TCMB Başkanı Karahan: Ana eğilim göstergeleri dezenflasyon sürecinin yavaşladığına işaret ediyor
Türkiye Cumhuriyet Merkez Bankası Başkanı Fatih Karahan TBMM Plan Bütçe Komisyonu'nda gerçekleştirdiği sunumda enflasyonun seyrine ilişkin mesajlar verdi.
Karahan sunumda ""Ana eğilim göstergeleri dezenflasyon sürecinin yavaşladığına işaret ediyor" ifadelerini kullandı.
Plan ve Bütçe Komisyonu'nda yaptığı sunumun ardından milletvekillerinin sorularını yanıtlayan Merkez Bankası Başkanı Fatih Karahan, "Enflasyon konusunda sebepten bağımsız olarak sorumlu kurum biziz" dedi.
Karahan yastık altı altın ile ilgili olarak da, "Daha önceki bir konuşmamda da fiyat istikrarının yastık altı altın talebini azaltacak en önemli unsurlardan biri olduğunu ifade ettim" dedi.
Türkiye Cumhuriyet Merkez Bankası Başkanı Fatih Karahan medyan enflasyonda ana eğilimin yüzde 26 civarını ima ettiğini belirterek “Bu seviyeler mevcut tüketici enflasyonu olan yüzde 33,3’ün altında olsa da, bize dezenflasyon sürecinin yavaşladığını gösteriyor” dedi.
TBMM’de Plan Bütçe Komisyonu’nda sunum yapan Karahan dezenflasyonun yavaşlamasında gıda, enflasyonun seviyesinde hizmetin öne çıktığını belirtti.
Karahan'ın öne çıkan mesajları şunlar oldu:
Sıkı para politikamızın sonuçlarını kademeli bir şekilde almaya devam ediyoruz.
Yurt içi talep yavaşlama seyrini sürdürürken talep koşulları dezenflasyonist düzeyde seyrediyor. 2024 yılı haziran ayından bu yana devam eden dezenflasyon süreci yavaşlasa da atacağımız adımlarla enflasyonun ara hedeflerle uyumlu şekilde seyretmesini sağlayacağız.
Fiyat istikrarının sağlanması amacı doğrultusunda aldığımız mesafeyi önemsiyoruz.
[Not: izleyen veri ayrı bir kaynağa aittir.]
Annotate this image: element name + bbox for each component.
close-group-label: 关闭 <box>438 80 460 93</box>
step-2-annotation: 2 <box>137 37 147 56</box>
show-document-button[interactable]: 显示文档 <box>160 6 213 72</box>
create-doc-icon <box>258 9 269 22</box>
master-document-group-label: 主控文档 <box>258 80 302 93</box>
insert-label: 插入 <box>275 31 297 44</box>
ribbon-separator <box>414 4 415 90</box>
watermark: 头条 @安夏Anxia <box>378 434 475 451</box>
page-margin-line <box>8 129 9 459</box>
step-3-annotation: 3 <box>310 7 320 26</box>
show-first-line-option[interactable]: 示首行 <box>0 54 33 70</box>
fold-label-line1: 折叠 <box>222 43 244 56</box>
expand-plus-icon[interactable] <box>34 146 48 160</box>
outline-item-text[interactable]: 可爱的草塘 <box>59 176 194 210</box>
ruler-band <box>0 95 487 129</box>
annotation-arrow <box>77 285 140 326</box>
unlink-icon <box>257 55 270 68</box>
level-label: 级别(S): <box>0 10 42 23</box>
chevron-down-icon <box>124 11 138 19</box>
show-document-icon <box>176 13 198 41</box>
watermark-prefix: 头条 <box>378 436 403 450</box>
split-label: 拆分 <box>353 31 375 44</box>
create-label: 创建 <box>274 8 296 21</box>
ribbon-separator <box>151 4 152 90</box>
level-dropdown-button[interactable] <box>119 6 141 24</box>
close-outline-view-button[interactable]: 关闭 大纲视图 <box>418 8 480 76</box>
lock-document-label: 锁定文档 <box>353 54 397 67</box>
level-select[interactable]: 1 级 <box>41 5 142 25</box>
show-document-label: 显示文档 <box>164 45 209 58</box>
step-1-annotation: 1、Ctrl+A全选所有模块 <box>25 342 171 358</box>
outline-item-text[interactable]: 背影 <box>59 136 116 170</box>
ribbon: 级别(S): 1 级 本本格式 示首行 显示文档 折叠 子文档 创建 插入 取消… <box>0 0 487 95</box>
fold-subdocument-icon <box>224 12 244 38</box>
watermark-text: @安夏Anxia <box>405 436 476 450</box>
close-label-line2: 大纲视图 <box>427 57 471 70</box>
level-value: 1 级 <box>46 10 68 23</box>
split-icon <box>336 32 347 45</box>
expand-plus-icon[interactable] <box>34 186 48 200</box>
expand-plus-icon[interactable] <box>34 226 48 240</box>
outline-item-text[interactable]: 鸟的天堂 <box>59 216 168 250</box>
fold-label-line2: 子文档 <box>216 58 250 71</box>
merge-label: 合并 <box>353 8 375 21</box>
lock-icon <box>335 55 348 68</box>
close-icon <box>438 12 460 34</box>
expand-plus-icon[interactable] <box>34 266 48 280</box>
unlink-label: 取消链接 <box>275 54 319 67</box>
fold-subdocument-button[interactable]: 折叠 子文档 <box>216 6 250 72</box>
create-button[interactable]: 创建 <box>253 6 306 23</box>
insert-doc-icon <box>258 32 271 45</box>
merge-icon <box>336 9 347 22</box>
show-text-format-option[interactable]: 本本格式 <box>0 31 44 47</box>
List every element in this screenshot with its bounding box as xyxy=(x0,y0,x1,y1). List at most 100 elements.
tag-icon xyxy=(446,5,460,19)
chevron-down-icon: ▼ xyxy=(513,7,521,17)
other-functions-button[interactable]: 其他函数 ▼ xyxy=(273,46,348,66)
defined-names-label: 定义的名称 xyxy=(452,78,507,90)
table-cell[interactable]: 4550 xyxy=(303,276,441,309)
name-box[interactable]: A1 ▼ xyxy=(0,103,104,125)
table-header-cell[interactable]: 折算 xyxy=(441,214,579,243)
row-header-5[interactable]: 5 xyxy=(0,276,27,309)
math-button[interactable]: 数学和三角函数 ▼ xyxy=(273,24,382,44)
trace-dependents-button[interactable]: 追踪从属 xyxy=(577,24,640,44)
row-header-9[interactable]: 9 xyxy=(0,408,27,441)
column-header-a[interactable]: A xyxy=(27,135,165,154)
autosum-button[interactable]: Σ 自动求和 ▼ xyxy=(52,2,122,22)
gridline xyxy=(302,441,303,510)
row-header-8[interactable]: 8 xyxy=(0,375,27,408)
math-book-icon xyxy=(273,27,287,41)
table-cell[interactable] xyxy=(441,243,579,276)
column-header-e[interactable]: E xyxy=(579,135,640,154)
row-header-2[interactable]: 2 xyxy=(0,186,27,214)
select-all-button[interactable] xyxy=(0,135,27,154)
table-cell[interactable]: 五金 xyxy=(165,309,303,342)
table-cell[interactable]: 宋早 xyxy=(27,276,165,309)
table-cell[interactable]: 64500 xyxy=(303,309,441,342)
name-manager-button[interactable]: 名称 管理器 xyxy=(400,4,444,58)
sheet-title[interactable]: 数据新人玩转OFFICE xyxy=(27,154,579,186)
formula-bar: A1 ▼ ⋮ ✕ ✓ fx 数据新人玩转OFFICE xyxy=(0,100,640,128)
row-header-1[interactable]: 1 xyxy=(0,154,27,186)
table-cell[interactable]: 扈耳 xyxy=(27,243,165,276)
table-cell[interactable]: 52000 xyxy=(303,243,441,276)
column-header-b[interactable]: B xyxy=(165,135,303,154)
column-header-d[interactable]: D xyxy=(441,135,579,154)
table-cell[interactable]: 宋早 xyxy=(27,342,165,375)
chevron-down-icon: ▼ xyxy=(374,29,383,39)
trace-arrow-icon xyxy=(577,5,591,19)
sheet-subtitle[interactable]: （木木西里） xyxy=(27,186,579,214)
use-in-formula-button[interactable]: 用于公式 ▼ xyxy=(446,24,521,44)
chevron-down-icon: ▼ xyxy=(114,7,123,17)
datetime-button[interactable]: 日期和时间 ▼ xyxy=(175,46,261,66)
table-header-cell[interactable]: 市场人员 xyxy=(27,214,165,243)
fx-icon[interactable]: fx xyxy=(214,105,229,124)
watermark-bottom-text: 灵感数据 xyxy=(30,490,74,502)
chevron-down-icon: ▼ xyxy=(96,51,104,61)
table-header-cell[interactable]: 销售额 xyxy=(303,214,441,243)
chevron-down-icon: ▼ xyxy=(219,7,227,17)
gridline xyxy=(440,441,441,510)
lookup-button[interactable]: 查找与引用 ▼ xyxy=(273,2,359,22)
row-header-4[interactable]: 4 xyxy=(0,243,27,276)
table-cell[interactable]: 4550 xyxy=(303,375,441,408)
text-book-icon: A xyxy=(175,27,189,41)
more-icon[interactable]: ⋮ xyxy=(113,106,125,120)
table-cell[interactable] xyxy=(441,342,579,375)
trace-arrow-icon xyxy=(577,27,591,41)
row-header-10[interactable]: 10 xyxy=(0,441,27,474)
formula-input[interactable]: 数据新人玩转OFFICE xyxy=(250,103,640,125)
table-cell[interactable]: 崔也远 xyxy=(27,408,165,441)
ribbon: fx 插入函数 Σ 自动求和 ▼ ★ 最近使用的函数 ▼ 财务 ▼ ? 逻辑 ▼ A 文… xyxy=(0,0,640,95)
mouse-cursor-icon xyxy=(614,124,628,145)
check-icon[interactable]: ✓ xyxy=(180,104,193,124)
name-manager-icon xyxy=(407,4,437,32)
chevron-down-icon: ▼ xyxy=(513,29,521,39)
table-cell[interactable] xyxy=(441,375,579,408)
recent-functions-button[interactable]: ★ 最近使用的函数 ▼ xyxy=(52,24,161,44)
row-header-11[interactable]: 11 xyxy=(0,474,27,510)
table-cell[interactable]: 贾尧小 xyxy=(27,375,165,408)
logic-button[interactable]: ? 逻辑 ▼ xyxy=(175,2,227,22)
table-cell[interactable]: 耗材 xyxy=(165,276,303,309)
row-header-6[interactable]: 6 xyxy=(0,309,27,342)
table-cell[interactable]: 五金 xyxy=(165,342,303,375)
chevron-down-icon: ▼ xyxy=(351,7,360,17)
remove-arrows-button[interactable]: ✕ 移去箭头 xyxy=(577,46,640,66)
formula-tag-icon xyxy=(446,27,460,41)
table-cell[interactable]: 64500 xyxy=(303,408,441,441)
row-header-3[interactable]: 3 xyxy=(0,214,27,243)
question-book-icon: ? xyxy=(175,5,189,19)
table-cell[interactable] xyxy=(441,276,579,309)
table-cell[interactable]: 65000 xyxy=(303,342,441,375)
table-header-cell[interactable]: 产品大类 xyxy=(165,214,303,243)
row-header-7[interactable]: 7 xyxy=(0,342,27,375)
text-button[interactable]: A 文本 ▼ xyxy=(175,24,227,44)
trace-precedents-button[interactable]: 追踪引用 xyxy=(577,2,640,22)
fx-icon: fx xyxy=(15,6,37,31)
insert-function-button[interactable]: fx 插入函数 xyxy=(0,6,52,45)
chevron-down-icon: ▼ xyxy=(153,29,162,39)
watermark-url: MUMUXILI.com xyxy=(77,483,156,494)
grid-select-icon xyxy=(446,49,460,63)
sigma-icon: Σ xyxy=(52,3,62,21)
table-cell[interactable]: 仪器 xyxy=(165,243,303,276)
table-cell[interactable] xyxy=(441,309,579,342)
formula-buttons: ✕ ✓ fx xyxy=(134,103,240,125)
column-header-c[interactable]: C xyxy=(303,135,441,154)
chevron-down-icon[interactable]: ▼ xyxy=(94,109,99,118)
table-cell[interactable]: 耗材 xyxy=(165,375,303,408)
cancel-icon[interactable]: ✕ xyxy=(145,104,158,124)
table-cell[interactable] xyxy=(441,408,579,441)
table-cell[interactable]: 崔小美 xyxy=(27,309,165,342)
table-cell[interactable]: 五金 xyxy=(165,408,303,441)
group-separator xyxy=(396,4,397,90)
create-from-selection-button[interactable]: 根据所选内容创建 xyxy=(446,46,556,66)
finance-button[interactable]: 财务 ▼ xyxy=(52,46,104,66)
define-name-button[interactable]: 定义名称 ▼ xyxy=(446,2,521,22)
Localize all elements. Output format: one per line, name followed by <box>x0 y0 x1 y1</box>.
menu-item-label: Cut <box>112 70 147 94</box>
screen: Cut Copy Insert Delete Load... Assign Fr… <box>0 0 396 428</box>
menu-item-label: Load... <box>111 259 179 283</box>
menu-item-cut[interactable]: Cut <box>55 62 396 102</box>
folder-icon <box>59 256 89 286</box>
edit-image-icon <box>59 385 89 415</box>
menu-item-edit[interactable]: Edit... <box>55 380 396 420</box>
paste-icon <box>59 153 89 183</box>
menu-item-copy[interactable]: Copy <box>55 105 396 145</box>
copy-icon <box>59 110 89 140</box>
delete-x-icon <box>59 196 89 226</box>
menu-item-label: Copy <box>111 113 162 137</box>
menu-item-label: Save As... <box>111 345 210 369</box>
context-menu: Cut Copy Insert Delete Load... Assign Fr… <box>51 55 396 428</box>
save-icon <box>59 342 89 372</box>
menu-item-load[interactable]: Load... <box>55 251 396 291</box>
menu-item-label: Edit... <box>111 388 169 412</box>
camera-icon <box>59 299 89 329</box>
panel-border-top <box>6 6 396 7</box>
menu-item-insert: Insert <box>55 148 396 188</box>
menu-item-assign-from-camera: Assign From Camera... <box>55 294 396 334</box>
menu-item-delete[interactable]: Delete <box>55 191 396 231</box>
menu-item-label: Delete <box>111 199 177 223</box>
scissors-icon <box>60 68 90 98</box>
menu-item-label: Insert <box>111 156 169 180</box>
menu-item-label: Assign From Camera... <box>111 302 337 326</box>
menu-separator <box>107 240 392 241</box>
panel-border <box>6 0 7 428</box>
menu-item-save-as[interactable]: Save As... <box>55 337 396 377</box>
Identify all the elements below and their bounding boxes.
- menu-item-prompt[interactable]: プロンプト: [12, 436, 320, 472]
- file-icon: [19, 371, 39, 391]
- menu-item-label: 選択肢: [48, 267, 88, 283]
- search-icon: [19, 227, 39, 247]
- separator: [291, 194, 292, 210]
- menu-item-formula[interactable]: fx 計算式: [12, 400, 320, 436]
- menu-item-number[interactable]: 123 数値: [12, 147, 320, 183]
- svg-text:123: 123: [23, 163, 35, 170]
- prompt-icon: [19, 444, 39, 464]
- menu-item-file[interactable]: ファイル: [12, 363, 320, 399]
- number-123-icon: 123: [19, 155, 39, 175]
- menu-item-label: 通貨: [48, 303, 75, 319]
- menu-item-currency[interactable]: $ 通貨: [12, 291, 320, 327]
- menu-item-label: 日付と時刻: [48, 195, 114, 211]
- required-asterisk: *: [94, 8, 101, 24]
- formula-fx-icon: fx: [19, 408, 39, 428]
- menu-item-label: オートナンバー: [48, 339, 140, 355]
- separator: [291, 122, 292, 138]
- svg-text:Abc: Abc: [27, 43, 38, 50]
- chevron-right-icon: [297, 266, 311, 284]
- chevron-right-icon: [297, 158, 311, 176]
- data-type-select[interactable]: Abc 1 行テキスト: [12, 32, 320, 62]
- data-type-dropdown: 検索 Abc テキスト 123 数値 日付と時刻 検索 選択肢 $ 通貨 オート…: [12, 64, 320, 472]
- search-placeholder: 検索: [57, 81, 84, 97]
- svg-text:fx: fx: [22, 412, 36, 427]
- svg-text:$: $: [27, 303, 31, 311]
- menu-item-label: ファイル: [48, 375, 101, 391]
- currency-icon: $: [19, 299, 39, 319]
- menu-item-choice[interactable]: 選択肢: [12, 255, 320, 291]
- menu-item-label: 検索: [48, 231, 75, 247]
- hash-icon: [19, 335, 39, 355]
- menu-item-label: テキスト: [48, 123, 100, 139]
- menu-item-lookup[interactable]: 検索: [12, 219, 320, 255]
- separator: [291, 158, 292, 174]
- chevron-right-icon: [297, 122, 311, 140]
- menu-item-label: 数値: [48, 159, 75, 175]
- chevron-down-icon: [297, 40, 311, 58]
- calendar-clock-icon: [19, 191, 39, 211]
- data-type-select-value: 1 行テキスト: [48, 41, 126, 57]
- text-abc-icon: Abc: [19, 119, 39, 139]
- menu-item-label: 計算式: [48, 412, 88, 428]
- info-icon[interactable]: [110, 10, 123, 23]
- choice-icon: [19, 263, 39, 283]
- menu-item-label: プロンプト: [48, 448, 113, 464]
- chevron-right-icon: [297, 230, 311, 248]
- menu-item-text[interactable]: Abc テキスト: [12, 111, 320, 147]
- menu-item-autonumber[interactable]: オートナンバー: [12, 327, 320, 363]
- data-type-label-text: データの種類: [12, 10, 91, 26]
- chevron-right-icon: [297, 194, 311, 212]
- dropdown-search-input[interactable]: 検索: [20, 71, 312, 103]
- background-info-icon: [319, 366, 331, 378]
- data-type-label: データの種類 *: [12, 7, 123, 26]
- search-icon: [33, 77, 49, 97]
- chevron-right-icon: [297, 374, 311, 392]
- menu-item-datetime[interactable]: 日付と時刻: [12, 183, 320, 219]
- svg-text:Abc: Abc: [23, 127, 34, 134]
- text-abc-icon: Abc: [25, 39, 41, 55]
Önümüzdeki dönemde de tüm para politikası araçlarını kararlılıkla kullanmaya devam edeceğiz.
Küresel enflasyona ilişkin riskler tamamen ortadan kalkmış değil. Merkez bankaları faiz indirimlerini bu riskleri de dikkatle gözeterek sürdürüyor.
Sıkı para politikamızın hedeflenen bir sonucu olarak, talep kompozisyonundaki dengelenme devam ediyor. Önceki yılların aynı dönemleriyle kıyasladığımızda, 2025 yılının ilk altı aylık döneminde toplam tüketimin yıllık büyümesinin yavaşladığını, toplam yatırımların büyümesinin ise arttığını görüyoruz.
Bildiğiniz üzere, talebi yakından anlamak için satış ve tüketim göstergelerini düzenli şekilde takip ediyoruz. Ve bu göstergelerin de normal eğilimlerine kıyasla hangi düzeyde olduğunu anlamamız önem taşıyor. Bunun için, bu serileri trendden arındırıp inceliyoruz.
Dezenflasyonda yavaşlama vurgusu
Eylül ayında yıllık tüketici enflasyonunda bir yükseliş gördük. Bu seyirde, gıda ile hizmet fiyat gelişmeleri öne çıktı. Nitekim aylık hizmet enflasyonu okula dönüş etkisi öncülüğünde yükselirken, gıda fiyatları üzerinde arz yönlü unsurların etkisini hissettik.
Hizmet grubundaki dinamikleri yakından incelediğimizde, zamana bağlı fiyat belirleme ve geçmiş enflasyona endeksleme eğilimi yüksek olan kalemlerin hizmet enflasyonundaki ataleti artırdığını görüyoruz.
Nitekim, son bir yıllık dönemdeki enflasyon gelişmelerine baktığımızda; eğitim ve kira kalemleri öne çıkıyor. Lokanta-otel gibi talep koşullarına duyarlılığı yüksek olan hizmet alt kalemlerinde ise görece ılımlı fiyat artışları söz konusu.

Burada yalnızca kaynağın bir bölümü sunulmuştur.